In order to properly conduct material balance calculations, the wells must be producing from the same reservoir. Identification and grouping of wells in a common reservoir can be a challenging task.
Based on the flowing material balance (FMB), a methodology was developed that utilizes a well’s flow rate and flowing pressure history to identify which wells belong in the same reservoir, and which do not. This methodology, called the FMB model, continuously converts the flowing pressures and rates of each well into the average reservoir pressure. If these average reservoir pressure trends overlap, it indicates that the wells are in the same reservoir. If any of the trends are different, then those wells belong to different reservoirs.
The average reservoir pressure is determined in two ways. The first is from the productivity index (PI) and the flowing rates and pressures of that well. The second is from the material balance equation for the total production of the group of wells. These two average reservoir pressure trends will track over time if the well grouping is properly defined (i.e., all the wells in that grouping belong to the same reservoir), and if the correct hydrocarbon in place is used.

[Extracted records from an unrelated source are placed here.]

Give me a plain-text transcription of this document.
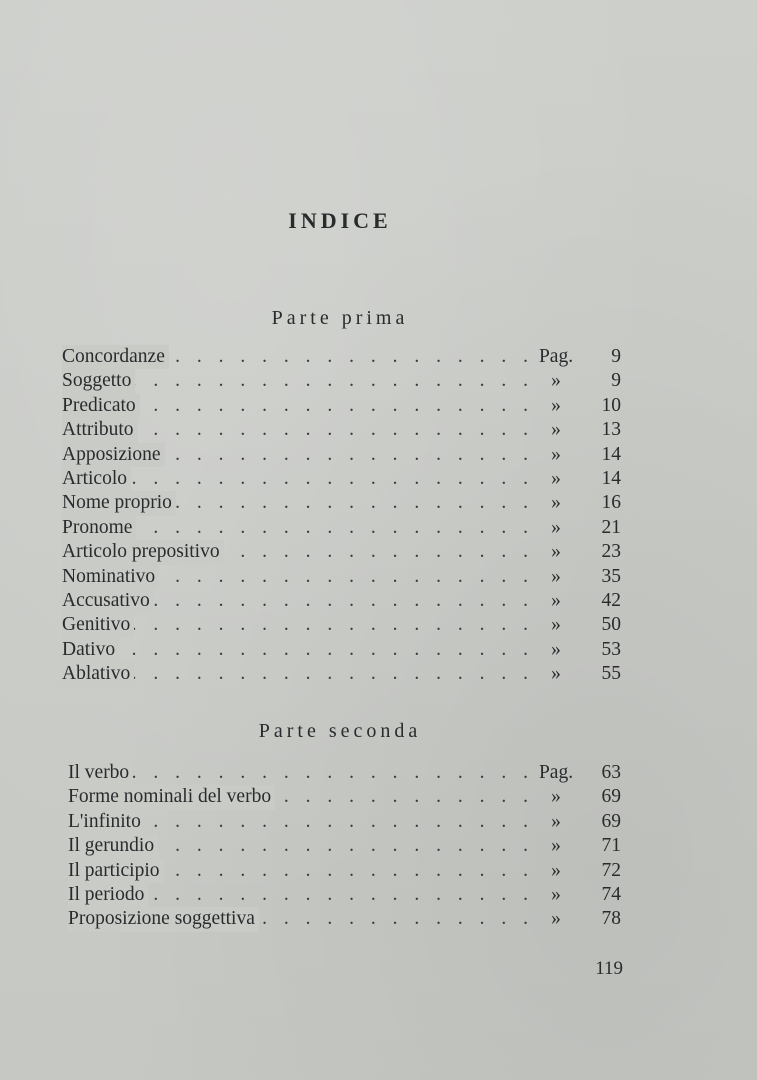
INDICE
Parte prima
. . .
Concordanze	Pag.	9
. . .
Soggetto	»	9
. . .
Predicato	»	10
. . .
Attributo	»	13
. . .
Apposizione	»	14
. . .
Articolo	»	14
. . .
Nome proprio	»	16
. . .
Pronome	»	21
. . .
Articolo prepositivo	»	23
. . .
Nominativo	»	35
. . .
Accusativo	»	42
. . .
Genitivo	»	50
. . .
Dativo	»	53
. . .
Ablativo	»	55
Parte seconda
. . .
Il verbo	Pag.	63
. . .
Forme nominali del verbo	»	69
. . .
L'infinito	»	69
. . .
Il gerundio	»	71
. . .
Il participio	»	72
. . .
Il periodo	»	74
. . .
Proposizione soggettiva	»	78
119
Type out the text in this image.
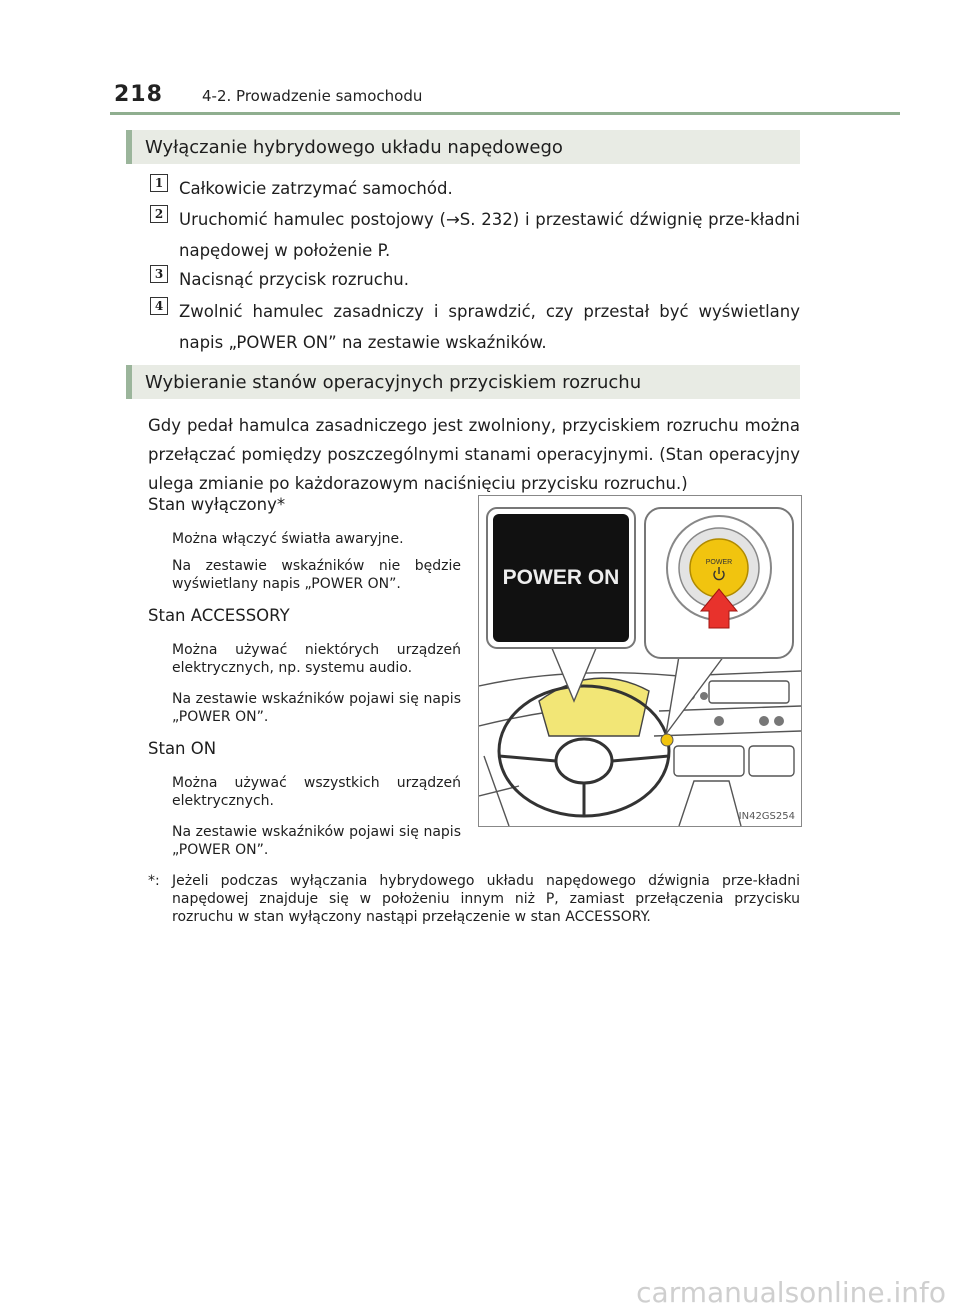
218	4-2. Prowadzenie samochodu
Wyłączanie hybrydowego układu napędowego
1 Całkowicie zatrzymać samochód.
2 Uruchomić hamulec postojowy (→S. 232) i przestawić dźwignię prze-kładni napędowej w położenie P.
3 Nacisnąć przycisk rozruchu.
4 Zwolnić hamulec zasadniczy i sprawdzić, czy przestał być wyświetlany napis „POWER ON” na zestawie wskaźników.
Wybieranie stanów operacyjnych przyciskiem rozruchu
Gdy pedał hamulca zasadniczego jest zwolniony, przyciskiem rozruchu można przełączać pomiędzy poszczególnymi stanami operacyjnymi. (Stan operacyjny ulega zmianie po każdorazowym naciśnięciu przycisku rozruchu.)
Stan wyłączony*
Można włączyć światła awaryjne.
Na zestawie wskaźników nie będzie wyświetlany napis „POWER ON”.
Stan ACCESSORY
Można używać niektórych urządzeń elektrycznych, np. systemu audio.
Na zestawie wskaźników pojawi się napis „POWER ON”.
Stan ON
Można używać wszystkich urządzeń elektrycznych.
Na zestawie wskaźników pojawi się napis „POWER ON”.
POWER ON
POWER
IN42GS254
*: Jeżeli podczas wyłączania hybrydowego układu napędowego dźwignia prze-kładni napędowej znajduje się w położeniu innym niż P, zamiast przełączenia przycisku rozruchu w stan wyłączony nastąpi przełączenie w stan ACCESSORY.
carmanualsonline.info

The FMB model can additionally be used to history match the flowing pressure of each well (using the flow rate as a control) or to match the flow rate of each well (using the flowing pressure as a control). These visual history matches increase our confidence in the interpretation of the FMB and can be used to investigate the sensitivity of magnitude of the hydrocarbons in place.
One field study consisting of three adjacent gas wells, coming on production at different times, and some of the wells not having a reliable initial pressure, illustrates clearly which wells are in the same reservoir and which ones are not, and yields the correct values of original gas in place.